Once an agent works, the next job is tuning it. Inkeep gives you a set of mostly-independent knobs to trade off cost, latency, quality, and reliability — without rewriting prompts. This guide explains each knob and when to reach for it. Each section links to its reference page.
Pick the right model for each slot
Every agent has three model slots, and they don't all need the same model:
| Slot | Does | Reach for |
|---|---|---|
base | Text generation and reasoning — the hard work | The most capable model the task needs |
structuredOutput | JSON / structured output only | A smaller, cheaper model that reliably emits valid JSON (for example claude-haiku-4-5 or gpt-4.1-mini) |
summarizer | Summaries and status updates — high-volume, low-difficulty | The cheapest fast model (for example gpt-5.4-nano or gemini-2.5-flash-lite) |
structuredOutput and summarizer both fall back to base when unset. The win is overriding them: the summarizer in particular fires often and rarely needs a frontier model, so pointing it at a small model cuts cost with no quality loss on the main answer.
inkeep init defaults are a safe starting point, not the optimum — see the CLI defaults table. Tune the cheap slots first.See Model Configuration for the full model list and how to set each slot.
Control reasoning
Extended reasoning (also called "thinking") helps on genuinely hard, multi-step problems — but it adds latency and token cost on every call. Conversational, routing, and simple-lookup agents usually don't need it.

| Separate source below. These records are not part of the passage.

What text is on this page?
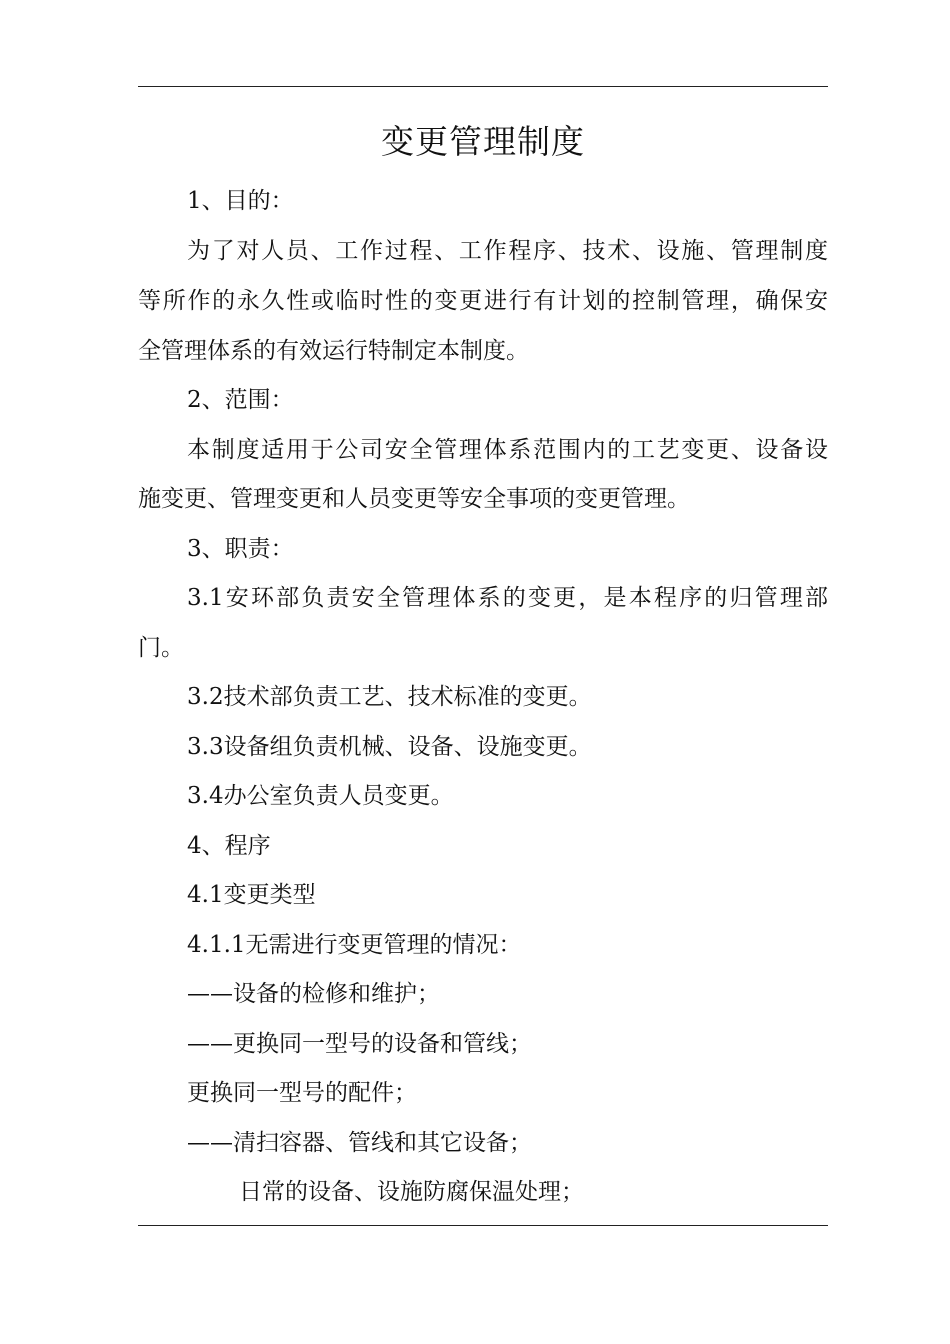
变更管理制度
1、目的：
为了对人员、工作过程、工作程序、技术、设施、管理制度
等所作的永久性或临时性的变更进行有计划的控制管理，确保安
全管理体系的有效运行特制定本制度。
2、范围：
本制度适用于公司安全管理体系范围内的工艺变更、设备设
施变更、管理变更和人员变更等安全事项的变更管理。
3、职责：
3.1安环部负责安全管理体系的变更，是本程序的归管理部
门。
3.2技术部负责工艺、技术标准的变更。
3.3设备组负责机械、设备、设施变更。
3.4办公室负责人员变更。
4、程序
4.1变更类型
4.1.1无需进行变更管理的情况：
——设备的检修和维护；
——更换同一型号的设备和管线；
更换同一型号的配件；
——清扫容器、管线和其它设备；
日常的设备、设施防腐保温处理；
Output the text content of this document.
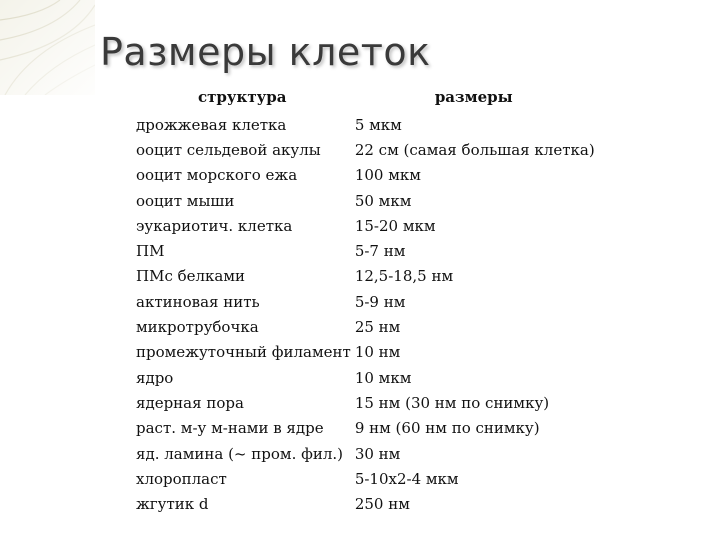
Размеры клеток
структура	размеры
дрожжевая клетка	5 мкм
ооцит сельдевой акулы	22 см (самая большая клетка)
ооцит морского ежа	100 мкм
ооцит мыши	50 мкм
эукариотич. клетка	15-20 мкм
ПМ	5-7 нм
ПМс белками	12,5-18,5 нм
актиновая нить	5-9 нм
микротрубочка	25 нм
промежуточный филамент	10 нм
ядро	10 мкм
ядерная пора	15 нм (30 нм по снимку)
раст. м-у м-нами в ядре	9 нм (60 нм по снимку)
яд. ламина (~ пром. фил.)	30 нм
хлоропласт	5-10x2-4 мкм
жгутик d	250 нм
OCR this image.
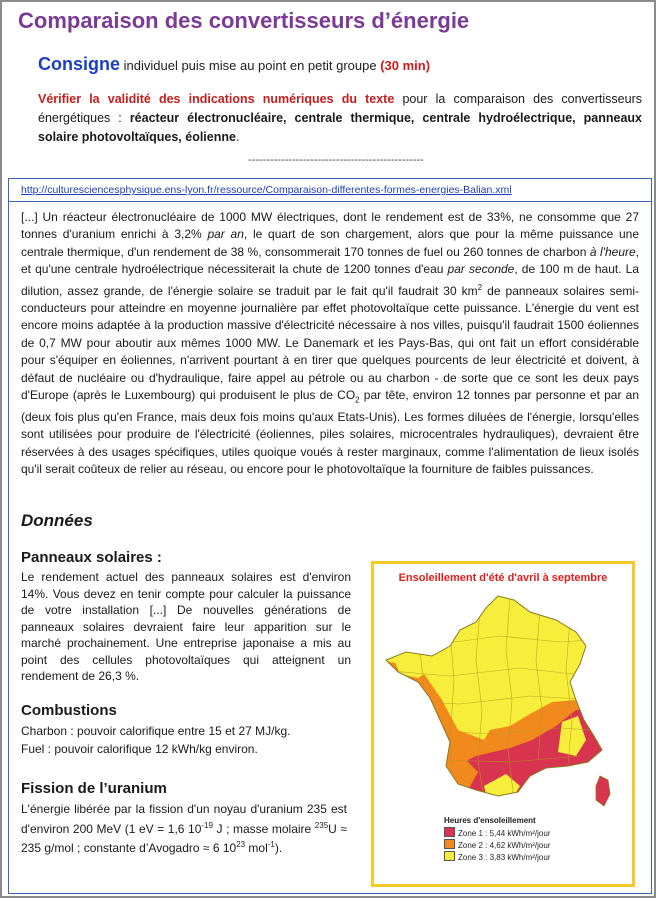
Comparaison des convertisseurs d’énergie
Consigne individuel puis mise au point en petit groupe (30 min)
Vérifier la validité des indications numériques du texte pour la comparaison des convertisseurs énergétiques : réacteur électronucléaire, centrale thermique, centrale hydroélectrique, panneaux solaire photovoltaïques, éolienne.
------------------------------------------------
http://culturesciencesphysique.ens-lyon.fr/ressource/Comparaison-differentes-formes-energies-Balian.xml
[...] Un réacteur électronucléaire de 1000 MW électriques, dont le rendement est de 33%, ne consomme que 27 tonnes d'uranium enrichi à 3,2% par an, le quart de son chargement, alors que pour la même puissance une centrale thermique, d'un rendement de 38 %, consommerait 170 tonnes de fuel ou 260 tonnes de charbon à l'heure, et qu'une centrale hydroélectrique nécessiterait la chute de 1200 tonnes d'eau par seconde, de 100 m de haut. La dilution, assez grande, de l'énergie solaire se traduit par le fait qu'il faudrait 30 $km^2$ de panneaux solaires semi-conducteurs pour atteindre en moyenne journalière par effet photovoltaïque cette puissance. L'énergie du vent est encore moins adaptée à la production massive d'électricité nécessaire à nos villes, puisqu'il faudrait 1500 éoliennes de 0,7 MW pour aboutir aux mêmes 1000 MW. Le Danemark et les Pays-Bas, qui ont fait un effort considérable pour s'équiper en éoliennes, n'arrivent pourtant à en tirer que quelques pourcents de leur électricité et doivent, à défaut de nucléaire ou d'hydraulique, faire appel au pétrole ou au charbon - de sorte que ce sont les deux pays d'Europe (après le Luxembourg) qui produisent le plus de $CO_2$ par tête, environ 12 tonnes par personne et par an (deux fois plus qu'en France, mais deux fois moins qu'aux Etats-Unis). Les formes diluées de l'énergie, lorsqu'elles sont utilisées pour produire de l'électricité (éoliennes, piles solaires, microcentrales hydrauliques), devraient être réservées à des usages spécifiques, utiles quoique voués à rester marginaux, comme l'alimentation de lieux isolés qu'il serait coûteux de relier au réseau, ou encore pour le photovoltaïque la fourniture de faibles puissances.
Données
Panneaux solaires :
Le rendement actuel des panneaux solaires est d'environ 14%. Vous devez en tenir compte pour calculer la puissance de votre installation [...] De nouvelles générations de panneaux solaires devraient faire leur apparition sur le marché prochainement. Une entreprise japonaise a mis au point des cellules photovoltaïques qui atteignent un rendement de 26,3 %.
Combustions
Charbon : pouvoir calorifique entre 15 et 27 MJ/kg.
Fuel : pouvoir calorifique 12 kWh/kg environ.
Fission de l’uranium
L'énergie libérée par la fission d'un noyau d'uranium 235 est d'environ 200 MeV (1 eV = 1,6 $10^{-19}$ J ; masse molaire $^{235}$U ≈ 235 g/mol ; constante d’Avogadro ≈ 6 $10^{23}$ mol$^{-1}$).
Ensoleillement d'été d'avril à septembre
Heures d'ensoleillement
Zone 1 : 5,44 kWh/m²/jour
Zone 2 : 4,62 kWh/m²/jour
Zone 3 : 3,83 kWh/m²/jour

Defaults differ by provider, so know what you're starting from:
| Provider | Reasoning by default | Turn it down / off with |
|---|---|---|
| Anthropic (Claude 4.x) | Off — nothing thinks until you opt in | Simply omit the thinking block |
| OpenAI (GPT-5.x) | Mostly off | providerOptions.openai.reasoningEffort: 'none' |
| Google (Gemini) | Often on by default | providerOptions.google.thinkingConfig: { thinkingBudget: 0 } on 2.5 Flash, or use 2.5 Flash-Lite |
Providers change their defaults over time — confirm against the provider's current docs. See Provider Options for the exact syntax per provider.
Anthropic prompt caching is on by default
Inkeep enables Anthropic prompt caching automatically, on the main agent generation call. The stable prompt prefix (tool definitions plus the system prompt) is reused across turns at the provider's reduced cache-read rate, which cuts cost for most agentic workflows where a sub agent takes several steps (multiple tool calls in a turn). Other call sites (status updates, distillation) get only whatever caching the provider applies automatically. No configuration is required.
If you ever need to confirm: prompt caching is enabled by default — you don't need to turn it on. See Prompt Caching to observe cache hits and to control it.
Constrain responses with output contracts
In a multi-stage pipeline (for example query → select → respond), the intermediate stages shouldn't narrate to the user. An output contract lets you require structured output, specific components or artifacts, or a transfer — and forbid free text — instead of relying on prompt discipline. That saves the cost of wasted narration and makes the pipeline more reliable.
Configure it in code via a sub agent's outputContract, or visually in the Guardrails section of a sub agent.
Keep tool and skill descriptions tight
Tool descriptions, always-loaded skills, and the outline of on-demand skills all sit in the system prompt on every turn. Verbose descriptions inflate input cost and can dilute the model's routing decisions. Make each description specific and concise, and front-load the "use when…" trigger so the agent can route on the first words.
See Skills and MCP Servers for where descriptions are authored.
Bound runaway execution
Caps stop a misbehaving agent from running up cost in a loop. Two matter most:
- Generation steps per sub-agent turn (
stopWhen: { stepCountIs }, default 12) — how many LLM calls a sub agent may make in one activation. - Transfer count (
stopWhen: { transferCountIs }, default 10) — how many hand-offs can happen in a turn.
Raise these for long-running orchestration agents; keep them low for tight, predictable agents. See Configure Runtime Limits.